We’re still wading through the anniversary stories in the business press, one year after the collapse of Lehman Brothers triggered the near-collapse of the financial system itself.
Unlike some folks, I have nothing against such stories (though, of course, the media, like they do elsewhere, very often push them past the overkill mark). In fact, I think they can be and often are a good thing. Humans mark anniversaries for a reason. They allow us to look back and take stock of what’s happened—a reflection point, so to speak.
In the specific case of the financial-meltdown anniversary, it’s a good idea to look back at where we were a year ago, where we’ve gone, and where we’ve ended up.
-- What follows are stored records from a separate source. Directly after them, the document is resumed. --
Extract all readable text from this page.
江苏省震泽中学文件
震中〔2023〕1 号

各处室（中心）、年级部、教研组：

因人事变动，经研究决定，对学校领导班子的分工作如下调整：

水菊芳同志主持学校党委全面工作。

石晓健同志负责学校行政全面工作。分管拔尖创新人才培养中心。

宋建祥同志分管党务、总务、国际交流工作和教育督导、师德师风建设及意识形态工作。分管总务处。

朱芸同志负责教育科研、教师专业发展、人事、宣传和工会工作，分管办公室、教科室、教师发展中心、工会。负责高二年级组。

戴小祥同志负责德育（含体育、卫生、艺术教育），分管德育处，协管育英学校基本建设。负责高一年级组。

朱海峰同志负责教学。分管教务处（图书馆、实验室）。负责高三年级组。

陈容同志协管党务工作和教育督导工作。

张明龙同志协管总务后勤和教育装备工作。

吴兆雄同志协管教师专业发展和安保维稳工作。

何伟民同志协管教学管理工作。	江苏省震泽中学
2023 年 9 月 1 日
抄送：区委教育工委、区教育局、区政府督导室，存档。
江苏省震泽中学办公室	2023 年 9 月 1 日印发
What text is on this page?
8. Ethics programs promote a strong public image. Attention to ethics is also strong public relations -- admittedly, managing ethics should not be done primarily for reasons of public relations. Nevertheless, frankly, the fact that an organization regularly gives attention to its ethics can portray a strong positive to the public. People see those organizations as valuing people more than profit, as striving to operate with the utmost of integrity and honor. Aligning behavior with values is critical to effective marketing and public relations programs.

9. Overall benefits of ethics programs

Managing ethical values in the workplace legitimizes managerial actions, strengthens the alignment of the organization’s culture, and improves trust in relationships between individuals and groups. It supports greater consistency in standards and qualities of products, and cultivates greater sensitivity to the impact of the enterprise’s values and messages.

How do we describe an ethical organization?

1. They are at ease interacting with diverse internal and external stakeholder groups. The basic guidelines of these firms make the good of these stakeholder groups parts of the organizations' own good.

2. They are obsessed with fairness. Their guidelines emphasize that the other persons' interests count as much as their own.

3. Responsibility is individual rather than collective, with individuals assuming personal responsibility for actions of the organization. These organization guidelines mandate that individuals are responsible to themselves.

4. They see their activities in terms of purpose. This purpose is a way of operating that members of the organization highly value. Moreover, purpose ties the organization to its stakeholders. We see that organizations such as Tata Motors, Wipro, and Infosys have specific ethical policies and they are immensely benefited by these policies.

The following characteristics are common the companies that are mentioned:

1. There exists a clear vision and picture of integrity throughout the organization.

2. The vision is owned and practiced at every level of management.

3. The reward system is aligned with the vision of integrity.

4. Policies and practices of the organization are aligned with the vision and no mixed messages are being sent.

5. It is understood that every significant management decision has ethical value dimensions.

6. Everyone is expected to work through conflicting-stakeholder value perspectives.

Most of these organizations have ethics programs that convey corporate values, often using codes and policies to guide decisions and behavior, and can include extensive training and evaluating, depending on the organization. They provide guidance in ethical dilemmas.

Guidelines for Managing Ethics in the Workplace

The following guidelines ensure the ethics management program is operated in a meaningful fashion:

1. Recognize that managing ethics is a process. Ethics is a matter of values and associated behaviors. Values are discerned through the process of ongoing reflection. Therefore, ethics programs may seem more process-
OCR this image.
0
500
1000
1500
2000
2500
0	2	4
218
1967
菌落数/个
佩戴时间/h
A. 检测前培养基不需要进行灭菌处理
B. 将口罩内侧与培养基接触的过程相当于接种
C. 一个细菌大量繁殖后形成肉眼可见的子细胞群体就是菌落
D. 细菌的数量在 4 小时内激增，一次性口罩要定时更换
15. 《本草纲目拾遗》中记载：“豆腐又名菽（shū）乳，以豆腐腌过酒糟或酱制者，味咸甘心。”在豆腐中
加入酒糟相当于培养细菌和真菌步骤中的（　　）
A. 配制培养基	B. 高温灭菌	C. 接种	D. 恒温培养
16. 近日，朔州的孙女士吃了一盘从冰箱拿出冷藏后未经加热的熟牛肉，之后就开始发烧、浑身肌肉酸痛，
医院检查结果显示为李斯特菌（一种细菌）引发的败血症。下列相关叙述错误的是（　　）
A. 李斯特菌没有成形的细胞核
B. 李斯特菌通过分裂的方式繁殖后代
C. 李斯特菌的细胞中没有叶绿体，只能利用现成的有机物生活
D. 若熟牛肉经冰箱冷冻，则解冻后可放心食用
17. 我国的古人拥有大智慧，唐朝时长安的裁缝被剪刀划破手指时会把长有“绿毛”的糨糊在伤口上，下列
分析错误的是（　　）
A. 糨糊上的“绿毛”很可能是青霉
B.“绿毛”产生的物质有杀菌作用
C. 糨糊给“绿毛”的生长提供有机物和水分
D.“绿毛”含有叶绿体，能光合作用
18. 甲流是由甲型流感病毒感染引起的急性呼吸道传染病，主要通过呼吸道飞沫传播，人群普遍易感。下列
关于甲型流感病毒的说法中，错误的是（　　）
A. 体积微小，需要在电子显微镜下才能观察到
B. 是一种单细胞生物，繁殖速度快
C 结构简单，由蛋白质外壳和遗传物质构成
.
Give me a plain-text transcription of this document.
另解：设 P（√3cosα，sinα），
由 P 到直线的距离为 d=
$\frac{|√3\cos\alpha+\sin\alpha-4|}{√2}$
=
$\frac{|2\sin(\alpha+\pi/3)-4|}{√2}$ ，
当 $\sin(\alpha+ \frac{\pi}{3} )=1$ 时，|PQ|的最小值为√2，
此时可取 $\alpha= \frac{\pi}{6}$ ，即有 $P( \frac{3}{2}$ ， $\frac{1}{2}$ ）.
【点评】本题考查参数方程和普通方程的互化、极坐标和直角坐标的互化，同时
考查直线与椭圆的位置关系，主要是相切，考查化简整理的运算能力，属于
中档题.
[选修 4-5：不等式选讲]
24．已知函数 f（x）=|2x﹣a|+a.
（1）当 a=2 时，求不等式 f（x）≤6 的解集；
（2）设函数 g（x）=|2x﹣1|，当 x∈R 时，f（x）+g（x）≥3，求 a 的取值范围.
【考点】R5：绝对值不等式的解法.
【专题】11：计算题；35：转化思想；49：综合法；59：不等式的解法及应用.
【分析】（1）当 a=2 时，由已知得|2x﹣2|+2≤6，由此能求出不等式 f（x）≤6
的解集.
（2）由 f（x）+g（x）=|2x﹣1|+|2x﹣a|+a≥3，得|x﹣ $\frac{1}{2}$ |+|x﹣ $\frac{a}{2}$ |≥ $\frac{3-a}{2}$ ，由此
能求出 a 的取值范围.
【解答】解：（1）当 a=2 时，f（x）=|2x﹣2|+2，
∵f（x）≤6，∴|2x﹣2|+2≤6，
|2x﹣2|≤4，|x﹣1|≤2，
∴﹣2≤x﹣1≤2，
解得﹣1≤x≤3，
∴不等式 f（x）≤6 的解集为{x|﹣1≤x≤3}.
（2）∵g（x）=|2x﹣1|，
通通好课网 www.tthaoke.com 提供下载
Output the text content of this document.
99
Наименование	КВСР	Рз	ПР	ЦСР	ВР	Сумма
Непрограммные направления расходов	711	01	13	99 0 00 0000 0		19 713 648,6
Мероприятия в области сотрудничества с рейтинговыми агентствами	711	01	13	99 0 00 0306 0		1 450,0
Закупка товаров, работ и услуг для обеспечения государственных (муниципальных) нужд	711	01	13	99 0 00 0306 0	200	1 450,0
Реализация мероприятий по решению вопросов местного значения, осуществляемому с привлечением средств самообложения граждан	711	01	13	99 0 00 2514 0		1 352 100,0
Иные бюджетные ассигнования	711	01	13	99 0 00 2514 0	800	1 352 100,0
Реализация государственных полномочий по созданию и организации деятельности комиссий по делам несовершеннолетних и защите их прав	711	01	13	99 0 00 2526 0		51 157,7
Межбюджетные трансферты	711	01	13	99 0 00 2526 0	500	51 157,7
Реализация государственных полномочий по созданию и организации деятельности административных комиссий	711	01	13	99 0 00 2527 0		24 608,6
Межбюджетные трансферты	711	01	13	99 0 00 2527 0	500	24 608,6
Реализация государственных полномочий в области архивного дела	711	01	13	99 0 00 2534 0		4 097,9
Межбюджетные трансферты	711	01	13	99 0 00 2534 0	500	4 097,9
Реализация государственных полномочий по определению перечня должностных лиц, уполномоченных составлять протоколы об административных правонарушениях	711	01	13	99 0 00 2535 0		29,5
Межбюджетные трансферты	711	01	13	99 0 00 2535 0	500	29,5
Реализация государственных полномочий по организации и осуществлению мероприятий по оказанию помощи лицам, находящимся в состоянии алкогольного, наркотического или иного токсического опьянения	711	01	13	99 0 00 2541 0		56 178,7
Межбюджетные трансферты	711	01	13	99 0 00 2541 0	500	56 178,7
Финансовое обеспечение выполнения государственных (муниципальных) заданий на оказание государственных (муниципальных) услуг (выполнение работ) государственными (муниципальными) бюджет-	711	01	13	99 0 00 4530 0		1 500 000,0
Anniversaries very often serve as nice pegs for stories editors (and readers) otherwise might not have been so interested in.
And so look to Bloomberg, which ran a four-part series last week on the fallout from the fall of Lehman. I wrote about the first edition last week, but let’s look at the third now.
Reporters Mark Pittman (whom I interviewed several months ago) and Bob Ivry take the Lehman story and spin it in a new direction, looking at how the the Lehman collapse rippled across the globe. Of course, we know about the likes of Reserve Fund which “broke the buck” after Lehman defaulted. But what about Hong Kong, where a derivative product called minibonds was hawked aggressively by financial institutions (in this next case, ABN Amro), with this result?
Yu, who has a sixth-grade education, said she thought her money was in a savings account. She didn’t know she had lent it to a bankrupt American securities firm. Eventually, she found out that her HK$1.2 million ($155,000) nest egg was gone. Her children lost another HK$3.8 million because Yu had persuaded them to make similar investments.
“There is no way a person like me could understand any of this,” Yu said, dabbing her eyes with a tissue in a coffee shop in Hong Kong’s financial district. “Sometimes I feel like jumping off a building.”
What was a minibond? Well, um, Iet’s see. Actually, I’m not sure the salesmen actually knew:
Equity-linked notes combine attributes of both bonds and stock by investing part of the proceeds in share options and the remainder in fixed income. Minibonds are custom-made securities linked to the creditworthiness of companies, backed by collateralized-debt obligations and sold in denominations of $5,000. They functioned like credit-default swaps in reverse, where the investor stands to lose his principal when the firm named in the note can’t pay its debts.
Those… things, deceptively marketed as “bonds” were foisted on small-time investors. First of all, any financial adviser who tells someone, especially a crippled one with a sixth-grade education, to put 100 percent of their assets into one investment needs to be put in the public stocks.
But, second, why were the financial advisers on the ground in Hong Kong so keen on selling this minibond junk to investors? Follow the thread from New York to the Cayman Islands to Holland to Hong Kong:
The minibonds were all issued by a Cayman Islands-based entity called Pacific International Finance Ltd., set up by Lehman with trustees from London-based HSBC Holdings Plc. The notes were financial dumplings — derivatives contracts tied to the creditworthiness of major companies wrapped inside Lehman corporate bonds. Series 19 notes, for instance, were linked to securities dealers including Citigroup Inc. and Goldman Sachs. If any of those businesses or Lehman defaulted, the investor wouldn’t get paid.
In effect, investors in Series 19 notes bought the losing end of credit-default swaps, or insurance policies pegged to the survival of financial institutions. If any of those companies failed, the noteholders were the ones responsible for paying off the principal on the derivative.
Lehman took payments from investors in exchange for a guaranteed yield, then placed the cash in a Lehman-managed money market fund and issued commercial paper to borrow more money. Those funds were in turn used to invest in CDOs sold by Lehman off-balance-sheet entities in places such as Ireland and the Cayman Islands.
In other words, it was cheap leverage for the whole house of cards that was Wall Street circa 2007. Lehman wasn’t the only one doing this. Morgan Stanley, Bloomberg reports, did, too. Fortunately for its investors, the government stepped in before it could collapse.